Questa domanda molto probabilmente non avrà mai una risposta unica e soddisfacente. Questa potrebbe essere una domanda irrisolvibile. Tuttavia, per Graham Farmelo, il più grande poeta anglofono di sempre è stato Paul Adrien Maurice Dirac. Fu un fisico teorico inglese, che ricevette il Premio Nobel insieme a Erwin Schrödinger nel 1933 "per la scoperta di nuove forme di teoria atomica", che in seguito confluirono nella meccanica quantistica. Forse Farmelo non gode del rigore umanistico e letterario per discernere quale sia "il più grande tra i poeti anglofoni". O, più ragionevolmente, la sua affermazione vuole essere eminentemente provocatoria e rappresentare un invito a riflettere sia sulle somiglianze tra fisica e poesia - e sul fatto che esse hanno bisogno l'una dell'altra - sia su come il potere sottile della bellezza si manifesta in entrambi . campi.
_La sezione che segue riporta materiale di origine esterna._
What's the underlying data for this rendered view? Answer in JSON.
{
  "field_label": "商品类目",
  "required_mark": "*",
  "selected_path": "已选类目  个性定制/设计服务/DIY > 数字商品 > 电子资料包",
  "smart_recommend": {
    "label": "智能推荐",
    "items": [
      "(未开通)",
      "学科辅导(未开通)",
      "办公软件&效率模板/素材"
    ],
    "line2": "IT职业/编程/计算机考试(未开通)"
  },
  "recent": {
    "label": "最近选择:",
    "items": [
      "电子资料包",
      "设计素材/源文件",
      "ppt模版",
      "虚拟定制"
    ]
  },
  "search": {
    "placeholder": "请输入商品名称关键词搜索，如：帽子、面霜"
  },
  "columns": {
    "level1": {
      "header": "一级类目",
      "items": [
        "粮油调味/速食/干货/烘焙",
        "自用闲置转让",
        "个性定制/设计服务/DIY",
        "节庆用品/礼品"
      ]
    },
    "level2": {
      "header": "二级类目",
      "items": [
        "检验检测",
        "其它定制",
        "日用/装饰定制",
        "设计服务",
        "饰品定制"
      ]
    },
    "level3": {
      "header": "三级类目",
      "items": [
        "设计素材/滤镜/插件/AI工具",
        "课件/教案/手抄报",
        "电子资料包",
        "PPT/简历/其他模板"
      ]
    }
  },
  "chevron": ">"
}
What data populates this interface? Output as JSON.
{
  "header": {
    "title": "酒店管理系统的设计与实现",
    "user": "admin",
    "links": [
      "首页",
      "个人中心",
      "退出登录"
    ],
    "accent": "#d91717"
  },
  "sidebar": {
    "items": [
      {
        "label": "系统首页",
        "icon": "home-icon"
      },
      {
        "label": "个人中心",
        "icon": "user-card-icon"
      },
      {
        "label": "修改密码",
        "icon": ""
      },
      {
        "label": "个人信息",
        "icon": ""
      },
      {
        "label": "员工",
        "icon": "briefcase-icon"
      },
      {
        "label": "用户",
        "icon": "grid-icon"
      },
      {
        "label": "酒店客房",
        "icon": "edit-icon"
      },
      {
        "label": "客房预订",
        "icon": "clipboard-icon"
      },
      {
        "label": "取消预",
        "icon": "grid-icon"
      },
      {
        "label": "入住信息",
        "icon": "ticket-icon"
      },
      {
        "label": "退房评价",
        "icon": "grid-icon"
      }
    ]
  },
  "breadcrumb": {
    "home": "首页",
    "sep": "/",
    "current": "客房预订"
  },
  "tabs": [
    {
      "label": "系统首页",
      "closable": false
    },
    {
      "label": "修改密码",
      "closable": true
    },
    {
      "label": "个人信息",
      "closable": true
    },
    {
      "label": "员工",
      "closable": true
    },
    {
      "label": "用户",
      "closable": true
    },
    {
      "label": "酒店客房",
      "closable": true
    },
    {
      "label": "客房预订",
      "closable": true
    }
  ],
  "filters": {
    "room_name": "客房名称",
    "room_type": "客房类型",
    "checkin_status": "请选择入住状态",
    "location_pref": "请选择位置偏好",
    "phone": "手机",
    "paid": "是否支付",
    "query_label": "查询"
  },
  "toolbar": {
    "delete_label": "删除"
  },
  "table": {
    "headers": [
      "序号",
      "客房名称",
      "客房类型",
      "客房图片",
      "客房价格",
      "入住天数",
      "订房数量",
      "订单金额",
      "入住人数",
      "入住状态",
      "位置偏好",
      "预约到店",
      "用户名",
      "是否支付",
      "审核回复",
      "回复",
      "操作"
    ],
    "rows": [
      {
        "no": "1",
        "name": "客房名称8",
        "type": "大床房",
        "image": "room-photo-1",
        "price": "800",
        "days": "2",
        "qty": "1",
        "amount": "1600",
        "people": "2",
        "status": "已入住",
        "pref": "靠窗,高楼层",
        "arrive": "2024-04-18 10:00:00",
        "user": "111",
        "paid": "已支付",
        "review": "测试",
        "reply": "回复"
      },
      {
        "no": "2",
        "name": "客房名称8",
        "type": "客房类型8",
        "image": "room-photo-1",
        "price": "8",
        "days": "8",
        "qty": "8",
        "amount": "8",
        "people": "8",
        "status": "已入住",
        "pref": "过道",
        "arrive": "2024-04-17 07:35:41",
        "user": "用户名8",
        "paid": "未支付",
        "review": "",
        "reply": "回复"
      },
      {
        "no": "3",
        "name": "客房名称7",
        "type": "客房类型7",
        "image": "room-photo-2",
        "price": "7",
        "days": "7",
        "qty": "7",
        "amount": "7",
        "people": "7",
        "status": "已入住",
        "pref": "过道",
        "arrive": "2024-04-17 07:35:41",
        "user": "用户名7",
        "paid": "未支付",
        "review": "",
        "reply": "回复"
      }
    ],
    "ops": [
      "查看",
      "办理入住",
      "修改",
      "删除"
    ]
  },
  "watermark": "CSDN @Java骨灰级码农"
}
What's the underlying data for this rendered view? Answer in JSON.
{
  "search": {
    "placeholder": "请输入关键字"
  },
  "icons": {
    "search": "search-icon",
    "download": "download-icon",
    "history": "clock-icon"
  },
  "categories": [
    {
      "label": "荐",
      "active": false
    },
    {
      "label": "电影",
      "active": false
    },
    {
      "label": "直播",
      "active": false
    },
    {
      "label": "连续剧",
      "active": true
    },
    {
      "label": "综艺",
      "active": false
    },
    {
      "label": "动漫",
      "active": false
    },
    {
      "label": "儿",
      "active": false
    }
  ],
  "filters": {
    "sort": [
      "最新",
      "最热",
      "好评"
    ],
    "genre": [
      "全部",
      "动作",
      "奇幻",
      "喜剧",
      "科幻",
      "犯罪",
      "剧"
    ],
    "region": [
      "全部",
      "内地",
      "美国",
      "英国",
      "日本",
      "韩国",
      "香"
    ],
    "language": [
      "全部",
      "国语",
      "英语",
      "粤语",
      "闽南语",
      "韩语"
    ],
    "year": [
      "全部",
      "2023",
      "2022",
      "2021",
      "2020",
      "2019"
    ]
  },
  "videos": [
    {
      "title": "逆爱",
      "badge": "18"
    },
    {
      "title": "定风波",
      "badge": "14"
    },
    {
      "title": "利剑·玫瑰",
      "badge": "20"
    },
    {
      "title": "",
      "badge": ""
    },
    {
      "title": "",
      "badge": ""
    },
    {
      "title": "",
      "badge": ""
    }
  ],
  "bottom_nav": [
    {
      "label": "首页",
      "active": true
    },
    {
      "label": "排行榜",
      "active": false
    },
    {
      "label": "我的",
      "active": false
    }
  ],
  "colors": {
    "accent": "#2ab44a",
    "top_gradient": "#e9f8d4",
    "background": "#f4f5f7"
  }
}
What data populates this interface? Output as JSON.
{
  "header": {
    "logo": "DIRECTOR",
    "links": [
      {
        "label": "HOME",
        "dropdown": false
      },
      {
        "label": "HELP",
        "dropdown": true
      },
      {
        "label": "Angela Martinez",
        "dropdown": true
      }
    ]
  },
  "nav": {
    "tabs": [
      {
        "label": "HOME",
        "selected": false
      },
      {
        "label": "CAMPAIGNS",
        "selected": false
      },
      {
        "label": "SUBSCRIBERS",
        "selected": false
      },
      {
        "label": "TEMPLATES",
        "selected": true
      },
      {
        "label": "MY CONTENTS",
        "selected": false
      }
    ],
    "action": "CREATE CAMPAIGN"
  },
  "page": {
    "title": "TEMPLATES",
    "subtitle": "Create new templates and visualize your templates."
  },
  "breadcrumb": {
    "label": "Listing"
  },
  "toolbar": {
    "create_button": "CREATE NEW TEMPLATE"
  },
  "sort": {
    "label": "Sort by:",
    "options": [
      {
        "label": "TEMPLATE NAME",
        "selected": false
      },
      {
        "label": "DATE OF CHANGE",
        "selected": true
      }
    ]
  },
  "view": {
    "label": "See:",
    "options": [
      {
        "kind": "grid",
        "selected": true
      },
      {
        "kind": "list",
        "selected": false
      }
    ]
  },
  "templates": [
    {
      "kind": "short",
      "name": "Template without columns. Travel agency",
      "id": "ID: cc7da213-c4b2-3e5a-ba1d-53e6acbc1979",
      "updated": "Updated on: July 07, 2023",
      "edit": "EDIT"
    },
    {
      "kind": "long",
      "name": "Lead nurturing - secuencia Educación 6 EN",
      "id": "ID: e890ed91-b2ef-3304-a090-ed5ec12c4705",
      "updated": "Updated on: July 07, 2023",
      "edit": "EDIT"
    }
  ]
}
In questo articolo considereremo come la conoscenza scientifica - simile al discorso poetico - faccia largo uso del linguaggio analogico, e come sia la scienza che la poesia tendano - seppur a livelli diversi - a sintetizzare i propri concetti, preferendo una narrazione sintetica a quella lunga e eccessivamente descrittiva descrizioni; ma soprattutto vedremo come poesia e fisica abbiano un occhio di riguardo per il gusto estetico, sia pure con le dovute differenze. Agli occhi del fisico la natura si esprime e, paradossalmente, lo fa attraverso un silenzio forte e chiaro; e allo stesso tempo è semplicemente 'bello'. Ma il gusto per il bello tra i fisici non è condiviso in modo uniforme, così come non è condivisa universalmente la passione letteraria. Il suddetto Dirac affermava di non comprendere affatto la poesia e di non comprendere come alcuni suoi illustri colleghi - tra cui Robert Oppenheimer - potessero scrivere sonetti. Arrivò persino a sostenere di non capire «come un uomo possa lavorare alle frontiere della fisica e allo stesso tempo comporre poesie. Le due cose si contraddicono. In fisica, intendiamo qualcosa che nessuno conosceva prima in termini che tutti possono capire. In poesia si è costretti a dire cose che già tutti sanno in termini che nessuno capisce». Questa è certamente un'affermazione icastica.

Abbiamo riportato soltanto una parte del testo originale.